๑۩۞۩๑ Kitap Dünyası - İlim Dünyası Kütüphanesi ๑۩۞۩๑ => Kütübü Sitte => Konuyu başlatan: ღAşkullahღ üzerinde 01 Mayıs 2010, 13:33:38



Konu Başlığı: Sohbet 9
Gönderen: ღAşkullahღ üzerinde 01 Mayıs 2010, 13:33:38
AÇIKLAMA:



Cenâb-ı Hakk´ın gölgesi olmayacağına göre, hadisi lafzî ma´nâsıyla anlamak uygun düşmez. Cenâb-ı Hakk´ın, Kıyamet günü tecelli edecek olan rahmet ve himayesi böyle teşbihli bir üslupla ifade edilmiştir. Çeşitli vesilelerle tekrar ettiğimiz bir hususu bir kere daha hatırlayalım: Âyet ve hadislerde gelen bu çeşit müteşâbih ifadelerin ma´nâyı lügavisine değil, ma´nâyı maksuduna bakmak gerekir. Selef ulemâsı bu çeşit ifadeleri: "Kastedilen muradı Allah bilir" diyerek yoruma gitmemiş ise de, müteahhir ulemâ, duyulan lüzum üzerine, bazı te´vil ve yorumların gereğine inanmış ve müteşabih ifadeleri makul ma´nâlara tevcih etmiştir.

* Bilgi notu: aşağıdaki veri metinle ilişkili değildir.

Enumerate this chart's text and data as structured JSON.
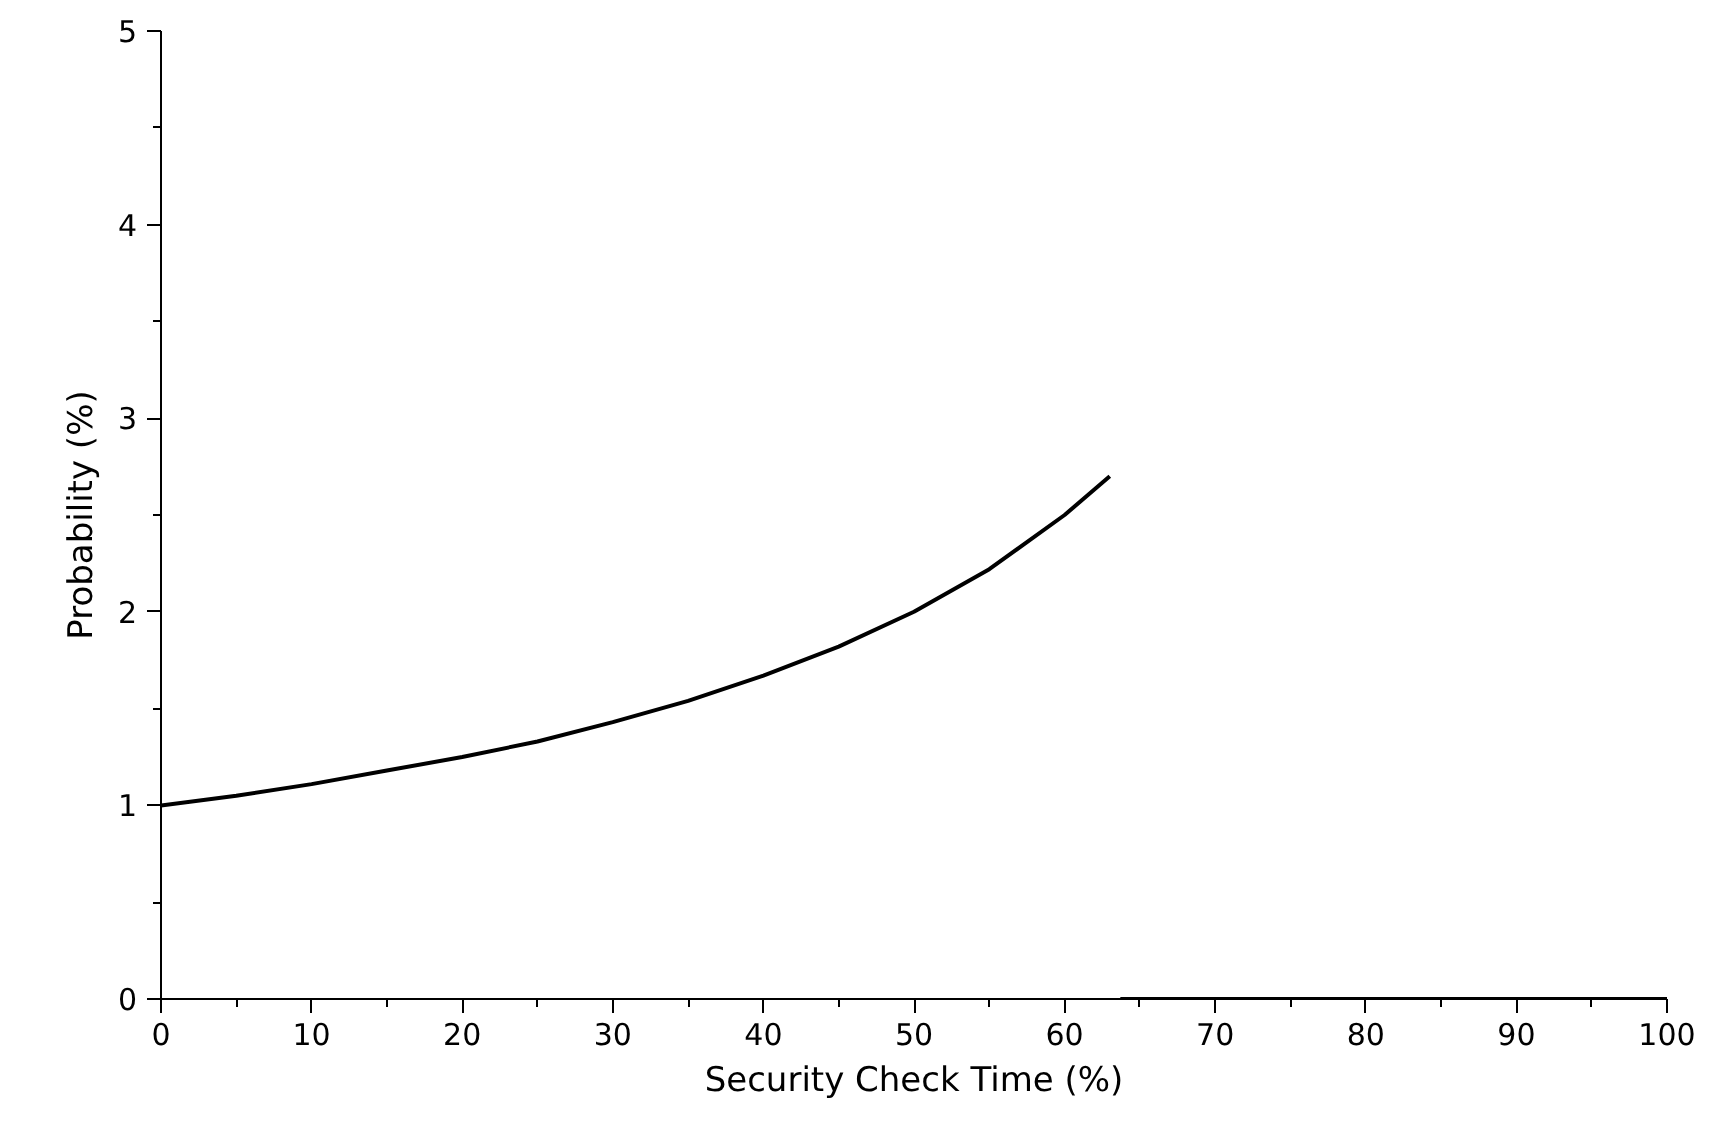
{
  "chart_data": {
    "type": "line",
    "xlabel": "Security Check Time (%)",
    "ylabel": "Probability (%)",
    "xlim": [
      0,
      100
    ],
    "ylim": [
      0,
      5
    ],
    "xticks": [
      0,
      {
        "value": 5,
        "label": null
      },
      10,
      {
        "value": 15,
        "label": null
      },
      20,
      {
        "value": 25,
        "label": null
      },
      30,
      {
        "value": 35,
        "label": null
      },
      40,
      {
        "value": 45,
        "label": null
      },
      50,
      {
        "value": 55,
        "label": null
      },
      60,
      {
        "value": 65,
        "label": null
      },
      70,
      {
        "value": 75,
        "label": null
      },
      80,
      {
        "value": 85,
        "label": null
      },
      90,
      {
        "value": 95,
        "label": null
      },
      100
    ],
    "yticks": [
      0,
      {
        "value": 0.5,
        "label": null
      },
      1,
      {
        "value": 1.5,
        "label": null
      },
      2,
      {
        "value": 2.5,
        "label": null
      },
      3,
      {
        "value": 3.5,
        "label": null
      },
      4,
      {
        "value": 4.5,
        "label": null
      },
      5
    ],
    "grid": false,
    "marker": "none",
    "line_style": "solid",
    "series": [
      {
        "color": "#000000",
        "x": [
          0,
          5,
          10,
          15,
          20,
          25,
          30,
          35,
          40,
          45,
          50,
          55,
          60,
          63
        ],
        "values": [
          1.0,
          1.05,
          1.11,
          1.18,
          1.25,
          1.33,
          1.43,
          1.54,
          1.67,
          1.82,
          2.0,
          2.22,
          2.5,
          2.7
        ]
      },
      {
        "color": "#000000",
        "x": [
          63.7,
          100
        ],
        "values": [
          0,
          0
        ]
      }
    ]
  }
}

Şu halde, bu hadiste Resul-i Ekrem, mü´minlere birbirlerini Allah´ın rızasını elde etmek maksadıyla sevmelerini tavsiye ediyor. Buna terettüp edecek sevabın büyüklüğüne dikkat çekiyor.[98]

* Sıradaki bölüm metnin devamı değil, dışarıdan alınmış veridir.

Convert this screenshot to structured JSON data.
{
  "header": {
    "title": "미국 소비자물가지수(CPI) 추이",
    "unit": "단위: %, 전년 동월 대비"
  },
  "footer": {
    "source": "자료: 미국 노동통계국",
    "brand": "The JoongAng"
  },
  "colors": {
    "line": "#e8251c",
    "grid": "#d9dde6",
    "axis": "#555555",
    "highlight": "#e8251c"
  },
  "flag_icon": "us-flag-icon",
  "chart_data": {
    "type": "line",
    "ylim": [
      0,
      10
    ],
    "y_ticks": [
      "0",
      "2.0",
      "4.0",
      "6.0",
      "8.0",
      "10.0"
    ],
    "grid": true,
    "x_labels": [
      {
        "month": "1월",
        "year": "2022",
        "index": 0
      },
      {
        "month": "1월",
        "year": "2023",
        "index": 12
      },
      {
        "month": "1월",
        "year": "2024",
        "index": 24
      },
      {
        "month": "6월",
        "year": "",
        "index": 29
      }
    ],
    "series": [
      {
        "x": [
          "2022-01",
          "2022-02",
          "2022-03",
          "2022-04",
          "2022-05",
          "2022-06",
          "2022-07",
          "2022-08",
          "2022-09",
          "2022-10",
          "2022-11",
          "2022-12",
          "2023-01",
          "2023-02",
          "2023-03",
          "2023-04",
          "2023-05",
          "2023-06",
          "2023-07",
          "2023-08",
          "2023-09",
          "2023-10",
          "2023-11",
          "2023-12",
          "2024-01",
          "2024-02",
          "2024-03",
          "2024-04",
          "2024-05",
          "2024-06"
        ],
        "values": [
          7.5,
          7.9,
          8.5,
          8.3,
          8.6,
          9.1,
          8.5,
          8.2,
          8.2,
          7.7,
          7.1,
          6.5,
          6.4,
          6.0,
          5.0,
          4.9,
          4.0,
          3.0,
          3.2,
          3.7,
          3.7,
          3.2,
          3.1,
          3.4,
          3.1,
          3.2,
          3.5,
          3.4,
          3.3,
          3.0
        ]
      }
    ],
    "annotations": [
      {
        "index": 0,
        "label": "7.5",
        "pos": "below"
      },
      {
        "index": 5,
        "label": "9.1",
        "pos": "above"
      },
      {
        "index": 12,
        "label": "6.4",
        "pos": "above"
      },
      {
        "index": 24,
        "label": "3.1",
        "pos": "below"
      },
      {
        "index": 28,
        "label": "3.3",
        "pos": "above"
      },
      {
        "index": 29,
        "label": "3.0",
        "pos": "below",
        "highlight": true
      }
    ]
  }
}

ـ3342 ـ8ـ وعن معاذ بن جبل رَضِيَ اللّهُ عَنْه قال: ]قال رسولُ اللّه #: يَقُولُ اللّهُ عَزَّ وَجَلَّ: المُتَحَابُّونَ في جََلِي لَهُمْ مَنَابِرُ مِنْ نُورٍ يَغْبِطُهُمُ النَّبِيُّونَ وَالشُّهَدَاءُ[. أخرجه مسلم ومالك .

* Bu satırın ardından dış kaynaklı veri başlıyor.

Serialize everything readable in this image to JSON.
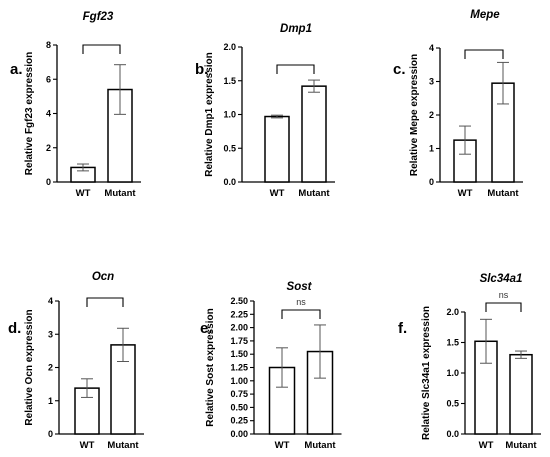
{
  "chart_data": [
    {
      "type": "bar",
      "panel_label": "a.",
      "title": "Fgf23",
      "ylabel": "Relative Fgf23 expression",
      "categories": [
        "WT",
        "Mutant"
      ],
      "values": [
        0.85,
        5.4
      ],
      "error": [
        0.2,
        1.45
      ],
      "ylim": [
        0,
        8
      ],
      "yticks": [
        "0",
        "2",
        "4",
        "6",
        "8"
      ],
      "significance": ""
    },
    {
      "type": "bar",
      "panel_label": "b.",
      "title": "Dmp1",
      "ylabel": "Relative Dmp1 expression",
      "categories": [
        "WT",
        "Mutant"
      ],
      "values": [
        0.97,
        1.42
      ],
      "error": [
        0.02,
        0.09
      ],
      "ylim": [
        0,
        2
      ],
      "yticks": [
        "0.0",
        "0.5",
        "1.0",
        "1.5",
        "2.0"
      ],
      "significance": ""
    },
    {
      "type": "bar",
      "panel_label": "c.",
      "title": "Mepe",
      "ylabel": "Relative Mepe expression",
      "categories": [
        "WT",
        "Mutant"
      ],
      "values": [
        1.25,
        2.95
      ],
      "error": [
        0.42,
        0.62
      ],
      "ylim": [
        0,
        4
      ],
      "yticks": [
        "0",
        "1",
        "2",
        "3",
        "4"
      ],
      "significance": ""
    },
    {
      "type": "bar",
      "panel_label": "d.",
      "title": "Ocn",
      "ylabel": "Relative Ocn expression",
      "categories": [
        "WT",
        "Mutant"
      ],
      "values": [
        1.38,
        2.68
      ],
      "error": [
        0.28,
        0.5
      ],
      "ylim": [
        0,
        4
      ],
      "yticks": [
        "0",
        "1",
        "2",
        "3",
        "4"
      ],
      "significance": ""
    },
    {
      "type": "bar",
      "panel_label": "e.",
      "title": "Sost",
      "ylabel": "Relative Sost expression",
      "categories": [
        "WT",
        "Mutant"
      ],
      "values": [
        1.25,
        1.55
      ],
      "error": [
        0.37,
        0.5
      ],
      "ylim": [
        0,
        2.5
      ],
      "yticks": [
        "0.00",
        "0.25",
        "0.50",
        "0.75",
        "1.00",
        "1.25",
        "1.50",
        "1.75",
        "2.00",
        "2.25",
        "2.50"
      ],
      "significance": "ns"
    },
    {
      "type": "bar",
      "panel_label": "f.",
      "title": "Slc34a1",
      "ylabel": "Relative Slc34a1 expression",
      "categories": [
        "WT",
        "Mutant"
      ],
      "values": [
        1.52,
        1.3
      ],
      "error": [
        0.36,
        0.06
      ],
      "ylim": [
        0,
        2
      ],
      "yticks": [
        "0.0",
        "0.5",
        "1.0",
        "1.5",
        "2.0"
      ],
      "significance": "ns"
    }
  ]
}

8. (3342)- Hz. Mu´âz İbnu Cebel (radıyallâhu anh) anlatıyor: "Resulullah (aleyhissalâtu vesselâm) buyurdular ki:

"Allah Teâlâ hazretleri buyuruyor ki: "Benim celâlim adına birbirlerini sevenler var ya! Onlar için nurdan öyle minberler vardır ki, peygamberler ve şehidler bile onlara gıbta ederler."[99]



ـ3343 ـ9ـ وعن أبي إدريس الخونى عن معاذ رَضِيَ اللّهُ عَنْه عن النّبي # قال: ]يَقُولُ اللّهُ تَبَارَكَ وَتَعالى: وَجَبَتْ مَحَبَّتِي لِلْمُتَحَابِّينَ فِيَّ، وَلِلْمُتَجَالِسِينَ فِيَّ، وَلِلمُتَزَاوِرِينَ فِيَّ، وَلِلْمُتَبَاذِلِينَ فِيَّ[. أخرجه مالك .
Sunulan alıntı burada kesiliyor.